Dr. Agnès Binagwaho, Rwanda’s Minister of Health and a Senior Lecturer at Harvard Medical School, described the course as an example of “authentic and effective capacity building for the health sector, meant to break the vicious cycle of poverty and disease.”
The Global Health Delivery in Rwanda course utilizes a novel educational framework to address the global burden of disease and its complex inter-related social determinants, with the aim of empowering a new generation of leaders in the health sector to bridge the gap between knowledge and practice in health care delivery. In this rigorous and stimulating scholarly environment, participants will learn from international case studies and from one another by:
- Analyzing case studies from around the world that detail the design, operations, and outcomes of projects to improve health care delivery in resource-poor settings
- Engaging in deep discussions about how epidemiology, culture, economics, and politics inform the design and performance of global public health programs
- Conducting field visits to health care delivery sites in rural Kayonza District to observe and analyze management principles
“To build a discipline of global health, research universities need to work with the real experts: those who deliver services,” said Paul Farmer, Chair of Harvard’s Department of Global Health and Social Medicine and course faculty member. “It’s an honor to teach and also to learn here in Rwanda.”
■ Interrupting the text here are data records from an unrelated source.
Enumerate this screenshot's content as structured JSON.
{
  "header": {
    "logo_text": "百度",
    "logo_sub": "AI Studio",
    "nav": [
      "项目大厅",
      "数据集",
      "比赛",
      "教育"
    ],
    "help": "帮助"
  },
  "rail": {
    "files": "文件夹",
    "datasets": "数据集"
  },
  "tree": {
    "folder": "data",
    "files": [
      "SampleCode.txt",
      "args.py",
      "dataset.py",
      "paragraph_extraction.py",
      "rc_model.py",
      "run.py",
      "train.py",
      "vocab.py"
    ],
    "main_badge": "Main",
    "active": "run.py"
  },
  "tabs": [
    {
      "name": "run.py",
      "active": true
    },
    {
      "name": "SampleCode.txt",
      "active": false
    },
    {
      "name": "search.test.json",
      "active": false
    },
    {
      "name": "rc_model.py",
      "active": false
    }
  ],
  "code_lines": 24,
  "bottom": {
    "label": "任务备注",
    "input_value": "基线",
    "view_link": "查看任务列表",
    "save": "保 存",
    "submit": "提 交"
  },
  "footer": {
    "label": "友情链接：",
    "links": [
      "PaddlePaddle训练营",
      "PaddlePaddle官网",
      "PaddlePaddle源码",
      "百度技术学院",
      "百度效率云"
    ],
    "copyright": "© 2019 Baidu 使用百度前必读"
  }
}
The course will be offered twice per year, with the goal of enrolling all central level leaders in the Ministry of Health, as well as program managers and students from around the world. New case studies will be developed in the coming years to disseminate innovations in Rwanda’s health sector and cultivate Rwandan leaders in the emerging discipline of Global Health Delivery.
The non-governmental organization Partners In Health / Inshuti Mu Buzima, which works in close collaboration with the Department of Global Health and Social Medicine at Harvard Medical School, provided logistical support and funding for the pilot version of the course. The Ministry of Health availed the Rwinkwavu Training Center, which for five days has become a campus enriched by Harvard Medical School faculty.
Jean de Dieu Ngirabega, Director General of Clinical Services, who is a student in the course, commented, “I am thrilled to learn about a new way of conceptualizing service delivery.”